Un gang de monte-en-l’air fait tourner la police parisienne en bourrique. Impossible de comprendre comment les truands parviennent à pénétrer dans les appartements et surtout, comment ils en disparaissent. L’inspecteur en charge de l’enquête, que nous suivons, est un homme typique de cette époque, engoncé dans ses préjugés et ses habitudes. Il sera bien malmené par les voleurs. La SF apparaît dans cette nouvelle grâce à l’aether, substance qui permet de contrer les effets de la gravité. Cela fait fortement penser au roman de Laurent Genefort, Les Temps ultramodernes. Bien troussé, ce récit se lit avec plaisir et les questions évoquées sont hélas encore en partie d’actualité.

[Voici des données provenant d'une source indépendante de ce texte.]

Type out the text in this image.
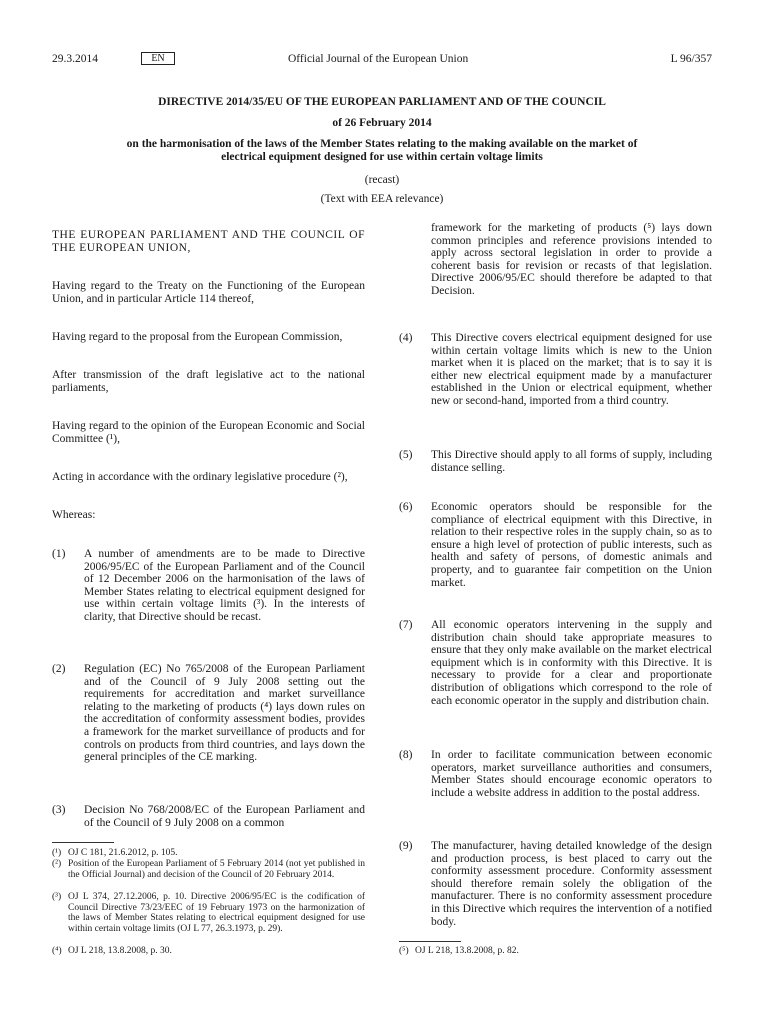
29.3.2014	EN	Official Journal of the European Union	L 96/357
DIRECTIVE 2014/35/EU OF THE EUROPEAN PARLIAMENT AND OF THE COUNCIL
of 26 February 2014
on the harmonisation of the laws of the Member States relating to the making available on the market of electrical equipment designed for use within certain voltage limits
(recast)
(Text with EEA relevance)
THE EUROPEAN PARLIAMENT AND THE COUNCIL OF THE EUROPEAN UNION,
Having regard to the Treaty on the Functioning of the European Union, and in particular Article 114 thereof,
Having regard to the proposal from the European Commission,
After transmission of the draft legislative act to the national parliaments,
Having regard to the opinion of the European Economic and Social Committee (¹),
Acting in accordance with the ordinary legislative procedure (²),
Whereas:
(1)	A number of amendments are to be made to Directive 2006/95/EC of the European Parliament and of the Council of 12 December 2006 on the harmonisation of the laws of Member States relating to electrical equipment designed for use within certain voltage limits (³). In the interests of clarity, that Directive should be recast.
(2)	Regulation (EC) No 765/2008 of the European Parliament and of the Council of 9 July 2008 setting out the requirements for accreditation and market surveillance relating to the marketing of products (⁴) lays down rules on the accreditation of conformity assessment bodies, provides a framework for the market surveillance of products and for controls on products from third countries, and lays down the general principles of the CE marking.
(3)	Decision No 768/2008/EC of the European Parliament and of the Council of 9 July 2008 on a common
(¹) OJ C 181, 21.6.2012, p. 105.
(²) Position of the European Parliament of 5 February 2014 (not yet published in the Official Journal) and decision of the Council of 20 February 2014.
(³) OJ L 374, 27.12.2006, p. 10. Directive 2006/95/EC is the codification of Council Directive 73/23/EEC of 19 February 1973 on the harmonization of the laws of Member States relating to electrical equipment designed for use within certain voltage limits (OJ L 77, 26.3.1973, p. 29).
(⁴) OJ L 218, 13.8.2008, p. 30.
framework for the marketing of products (⁵) lays down common principles and reference provisions intended to apply across sectoral legislation in order to provide a coherent basis for revision or recasts of that legislation. Directive 2006/95/EC should therefore be adapted to that Decision.
(4)	This Directive covers electrical equipment designed for use within certain voltage limits which is new to the Union market when it is placed on the market; that is to say it is either new electrical equipment made by a manufacturer established in the Union or electrical equipment, whether new or second-hand, imported from a third country.
(5)	This Directive should apply to all forms of supply, including distance selling.
(6)	Economic operators should be responsible for the compliance of electrical equipment with this Directive, in relation to their respective roles in the supply chain, so as to ensure a high level of protection of public interests, such as health and safety of persons, of domestic animals and property, and to guarantee fair competition on the Union market.
(7)	All economic operators intervening in the supply and distribution chain should take appropriate measures to ensure that they only make available on the market electrical equipment which is in conformity with this Directive. It is necessary to provide for a clear and proportionate distribution of obligations which correspond to the role of each economic operator in the supply and distribution chain.
(8)	In order to facilitate communication between economic operators, market surveillance authorities and consumers, Member States should encourage economic operators to include a website address in addition to the postal address.
(9)	The manufacturer, having detailed knowledge of the design and production process, is best placed to carry out the conformity assessment procedure. Conformity assessment should therefore remain solely the obligation of the manufacturer. There is no conformity assessment procedure in this Directive which requires the intervention of a notified body.
(⁵) OJ L 218, 13.8.2008, p. 82.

« Maudite lumière », Noëmie Lemos

Entre la SF et la fantasy, typique de ce mouvement Steampunk, « Maudite lumière » imagine une société où les fées ont été découvertes et représentent une source lumineuse qui tend à remplacer le gaz et autres bougies. Mais les trier selon leur type et donc leur utilité est d’une grande difficulté et nécessite une grande précision. Un jeune diplômé est envoyé dans une usine de tri dont la production baisse dangereusement au grand dam des actionnaires. Il va découvrir le mode de fonctionnement du tri qui met les ouvrières (que des femmes) à rude épreuve : leur santé n’est-elle pas en danger ? Et cette rumeur prétendant que les fausses couches se multiplient est-elle fondée ? La réalité est bien sûr horrible et pourrait gêner les hommes de pouvoir. D’où des rebondissements bien menés par l’autrice.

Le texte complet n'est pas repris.